Nous allons présenter deux parties qui constituent une synthèse des dernières études. La première touche à des développements de procédures de dépistage et de diagnostic qui vont utiliser des méthodologies d’intelligence artificielle, notamment des algorithmes d’inférence conditionnelle qui vont nous permettre de préciser la démarche diagnostic, c’est-à-dire un individu sera considéré comme pathologique dans le cas d’une double positivité à des tests, grâce à une classification adaptée dans ce contexte-là. C’est un travail qu’on a fait sur une population d’adolescents et d’adultes et qui montre des résultats différents dans chacune des deux populations, ce qui suggère que les troubles et les symptômes de la dyslexie évoluent avec le temps, en fonction de plusieurs facteurs. Dans la deuxième partie on présente une approche que l’on a pu tester dans le cadre de mon financement ANR Jeune Chercheur (DYSuccess). Elle consiste à travailler non plus sur une approche dichotomique d’un trouble (soit il est dyslexique, soit il ne l’est pas), mais de travailler sur une approche dimensionnelle avec l’identification de niveaux de compétence, de niveaux de performance, avec la création de différents profils. Les profils sont créés sur la base de clusters statistiques qui sont également une méthodologie qui utilise des algorithmes. L’intérêt de cette approche est de pouvoir rendre compte des différences individuelles qui existent dans la maîtrise du langage écrit/oral, et de pouvoir adapter plus tard des procédures d’intervention associées à chaque profil.
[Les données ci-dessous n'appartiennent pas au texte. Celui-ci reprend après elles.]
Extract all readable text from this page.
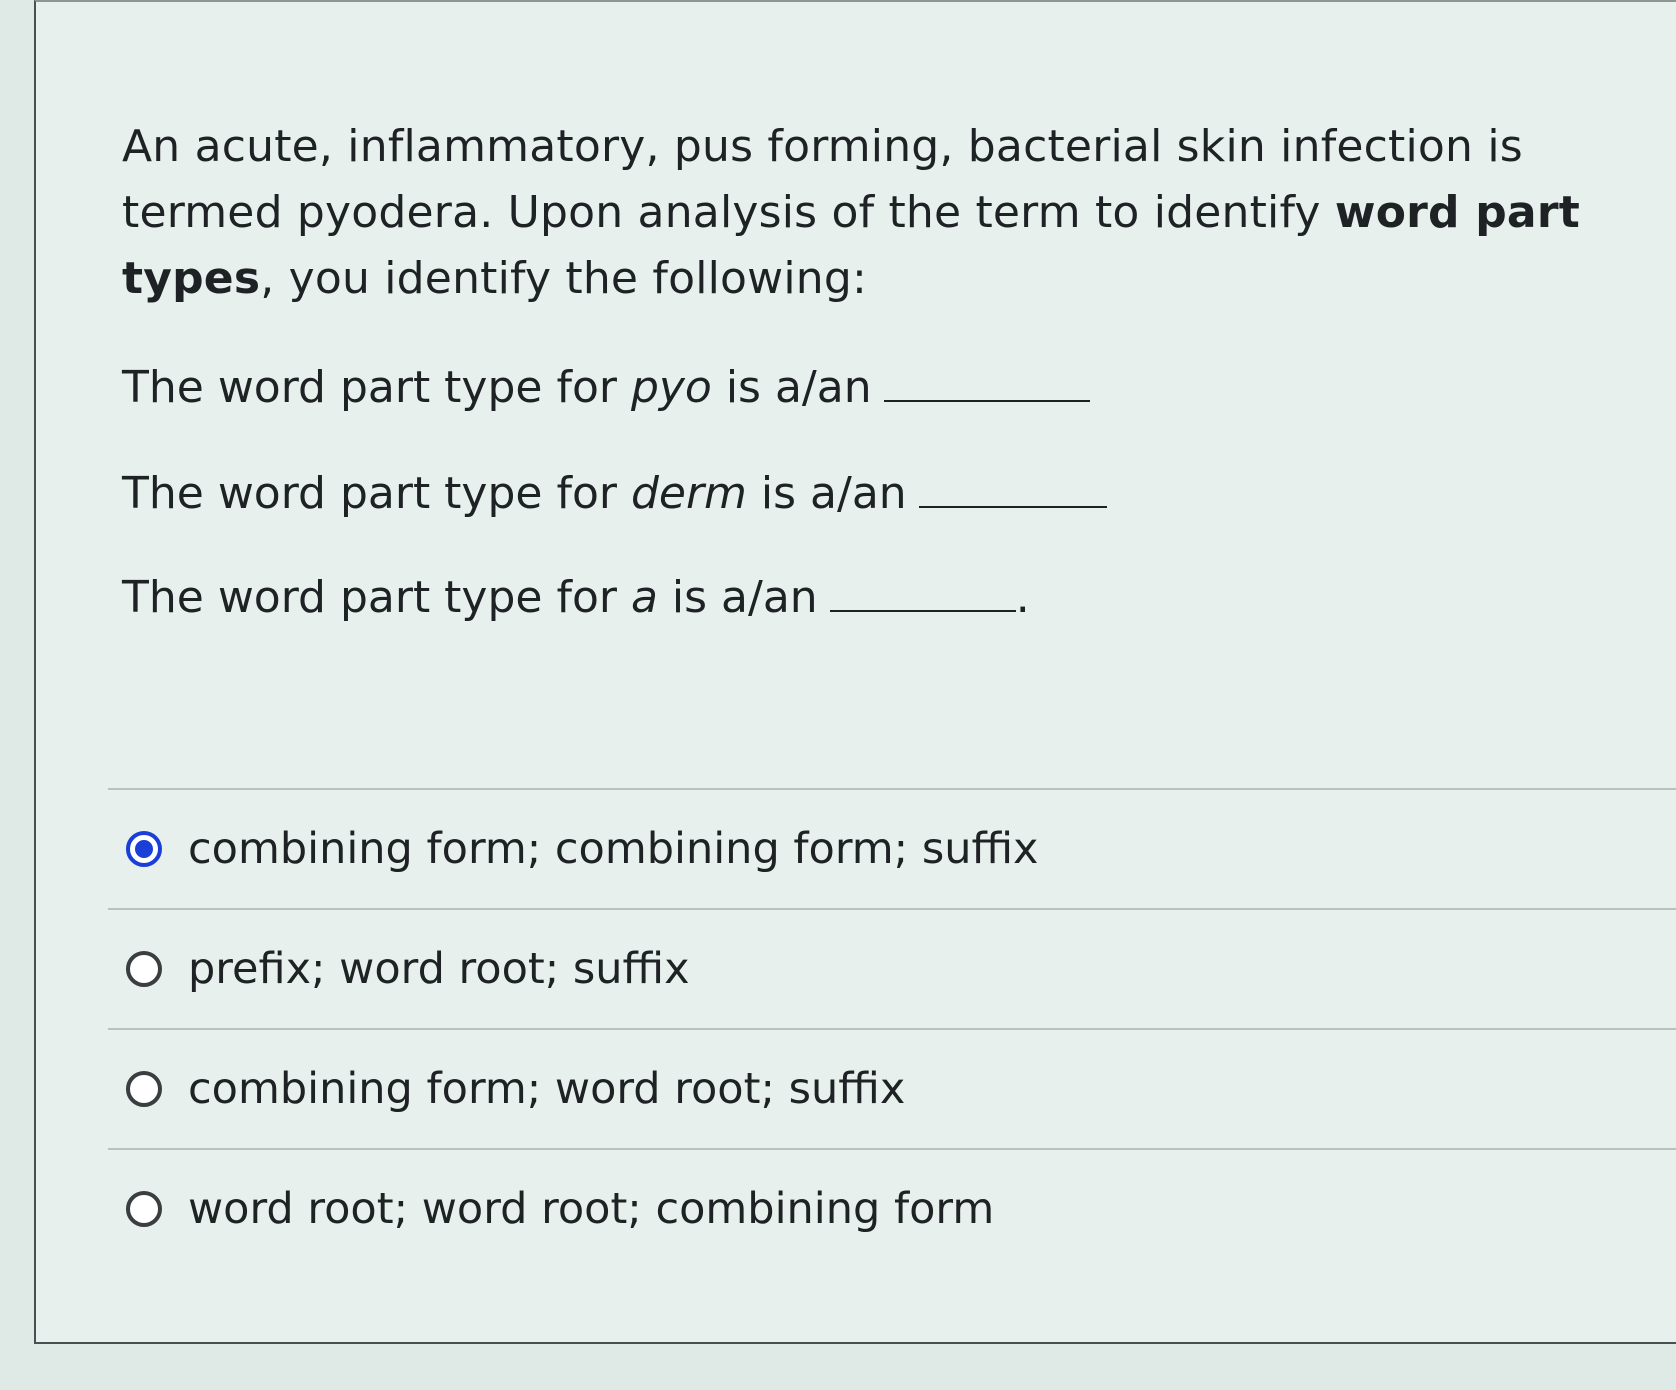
An acute, inflammatory, pus forming, bacterial skin infection is termed pyodera. Upon analysis of the term to identify word part types, you identify the following:
The word part type for pyo is a/an
The word part type for derm is a/an
The word part type for a is a/an	.
combining form; combining form; suffix
prefix; word root; suffix
combining form; word root; suffix
word root; word root; combining form
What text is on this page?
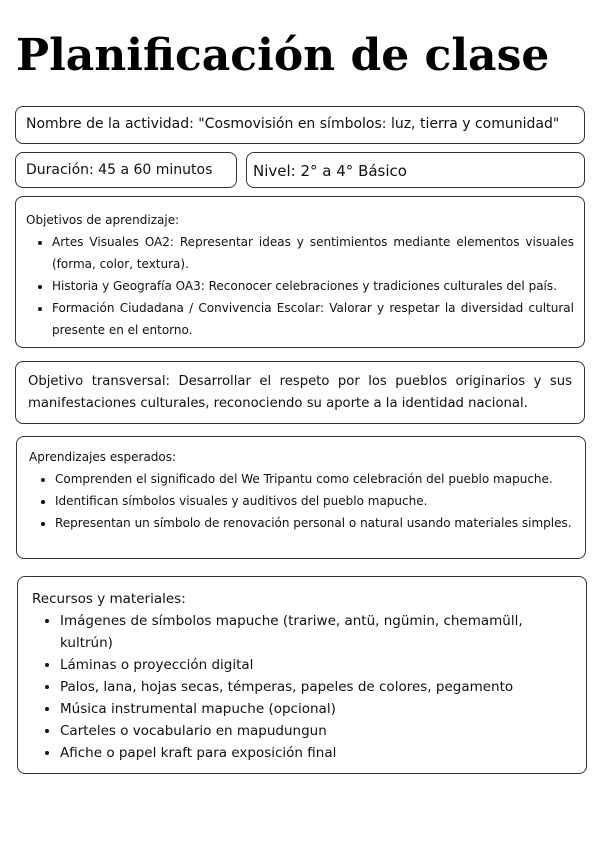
Planificación de clase
Nombre de la actividad: "Cosmovisión en símbolos: luz, tierra y comunidad"
Duración: 45 a 60 minutos	Nivel: 2° a 4° Básico
Objetivos de aprendizaje:
• Artes Visuales OA2: Representar ideas y sentimientos mediante elementos visuales (forma, color, textura).
• Historia y Geografía OA3: Reconocer celebraciones y tradiciones culturales del país.
• Formación Ciudadana / Convivencia Escolar: Valorar y respetar la diversidad cultural presente en el entorno.
Objetivo transversal: Desarrollar el respeto por los pueblos originarios y sus manifestaciones culturales, reconociendo su aporte a la identidad nacional.
Aprendizajes esperados:
• Comprenden el significado del We Tripantu como celebración del pueblo mapuche.
• Identifican símbolos visuales y auditivos del pueblo mapuche.
• Representan un símbolo de renovación personal o natural usando materiales simples.
Recursos y materiales:
• Imágenes de símbolos mapuche (trariwe, antü, ngümin, chemamüll, kultrún)
• Láminas o proyección digital
• Palos, lana, hojas secas, témperas, papeles de colores, pegamento
• Música instrumental mapuche (opcional)
• Carteles o vocabulario en mapudungun
• Afiche o papel kraft para exposición final
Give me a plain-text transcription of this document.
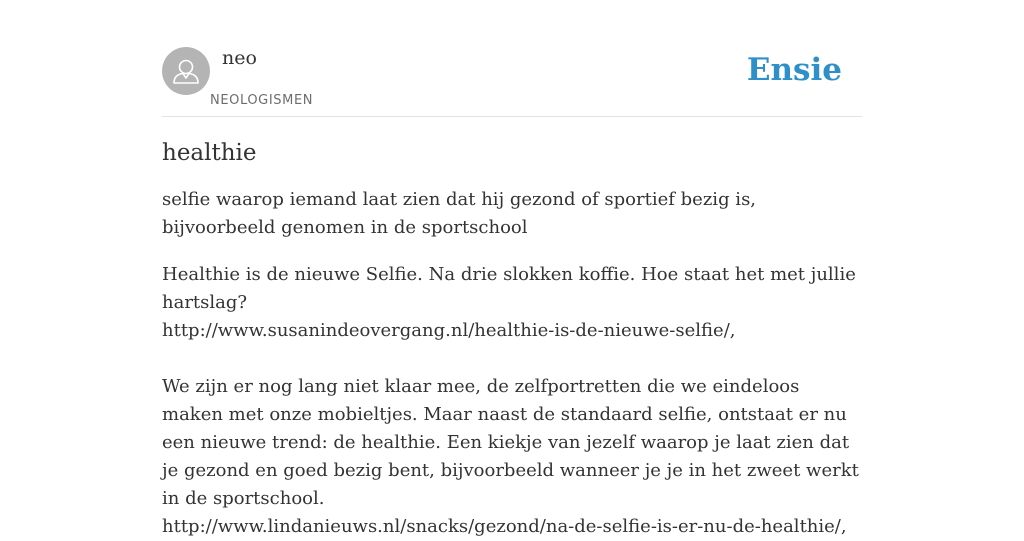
neo
NEOLOGISMEN
Ensie
healthie

selfie waarop iemand laat zien dat hij gezond of sportief bezig is, bijvoorbeeld genomen in de sportschool

Healthie is de nieuwe Selfie. Na drie slokken koffie. Hoe staat het met jullie hartslag?
http://www.susanindeovergang.nl/healthie-is-de-nieuwe-selfie/,
We zijn er nog lang niet klaar mee, de zelfportretten die we eindeloos maken met onze mobieltjes. Maar naast de standaard selfie, ontstaat er nu een nieuwe trend: de healthie. Een kiekje van jezelf waarop je laat zien dat je gezond en goed bezig bent, bijvoorbeeld wanneer je je in het zweet werkt in de sportschool.
http://www.lindanieuws.nl/snacks/gezond/na-de-selfie-is-er-nu-de-healthie/,
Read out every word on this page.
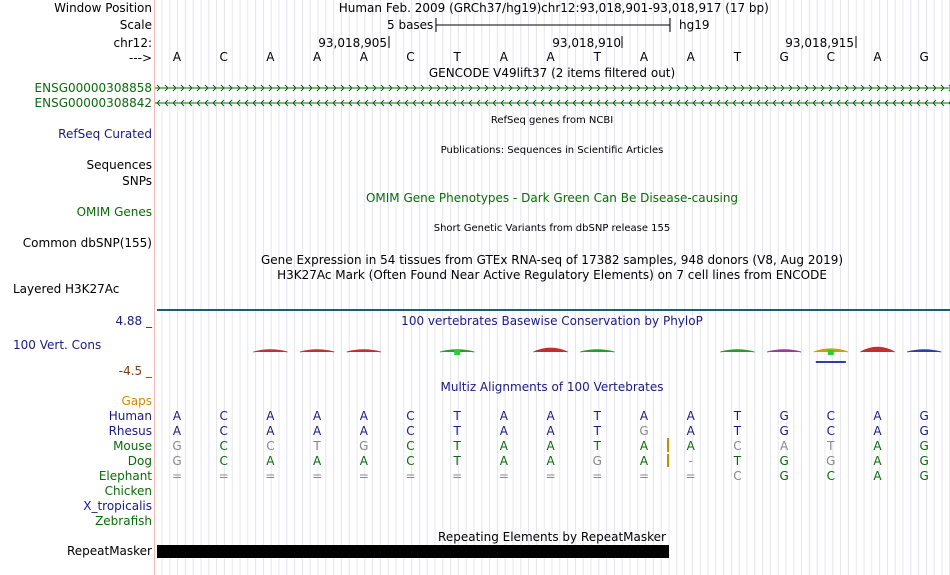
Window Position	Human Feb. 2009 (GRCh37/hg19) chr12:93,018,901-93,018,917 (17 bp)
Scale	5 bases	hg19
chr12:	93,018,905	93,018,910	93,018,915
--->	A	C	A	A	A	C	T	A	A	T	A	A	T	G	C	A	G
GENCODE V49lift37 (2 items filtered out)
ENSG00000308858
ENSG00000308842
RefSeq genes from NCBI
RefSeq Curated
Publications: Sequences in Scientific Articles
Sequences
SNPs
OMIM Gene Phenotypes - Dark Green Can Be Disease-causing
OMIM Genes
Short Genetic Variants from dbSNP release 155
Common dbSNP(155)
Gene Expression in 54 tissues from GTEx RNA-seq of 17382 samples, 948 donors (V8, Aug 2019)
H3K27Ac Mark (Often Found Near Active Regulatory Elements) on 7 cell lines from ENCODE
Layered H3K27Ac
100 vertebrates Basewise Conservation by PhyloP
4.88 _
100 Vert. Cons
-4.5 _
Multiz Alignments of 100 Vertebrates
Gaps
Human	A	C	A	A	A	C	T	A	A	T	A	A	T	G	C	A	G
Rhesus	A	C	A	A	A	C	T	A	A	T	G	A	T	G	C	A	G
Mouse	G	C	C	T	G	C	T	A	A	T	A	A	C	A	T	A	G
Dog	G	C	A	A	A	C	T	A	A	G	A	-	T	G	G	A	G
Elephant	=	=	=	=	=	=	=	=	=	=	=	=	C	G	C	A	G
Chicken
X_tropicalis
Zebrafish
Repeating Elements by RepeatMasker
RepeatMasker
Avant toute chose, il faut se baser sur un modèle théorique. On ne peut pas dire que cliniquement on a le droit de tout faire si on ne fait pas référence à une modélisation. Dans les modèles de lecture, le plus évident et le plus admis, c’est de dire qu’il y a deux dimensions : la dimension de décodage des mots écrits et la dimension de compréhension. Sur la base de ces deux dimensions, il faut les mesurer et on peut créer deux mesures continues d’efficience en décodage et en compréhension. Des modèles de pensées connexionnistes sur la base de ce fonctionnement ont été créés. Il faut appliquer une méthodologie qui permette d’identifier le niveau de performance du sujet, dans une démarche d’études de cas. Statistiquement, les scores de déviances (scores z) sont très critiquables, notamment car ils ne tiennent pas compte du niveau de difficulté de la tâche et que le seuil critique est théorique, c’est pourquoi je préfère utiliser des scores plus fonctionnels créés pour les études de cas (par exemple l’approche de Crawford) qui permettent de réduire la probabilité de faire des erreurs (erreur de type 1) en considérant la présence d’un trouble alors que le sujet ne présente pas réellement ce trouble. L’ensemble de ces méthodes permettent donc d’identifier un niveau de compétences sur chaque dimension évaluée et ainsi de créer des profils de lecteur dont le fonctionnement et l’efficacité d’une remédiation peut être prédite par un modèle théorique.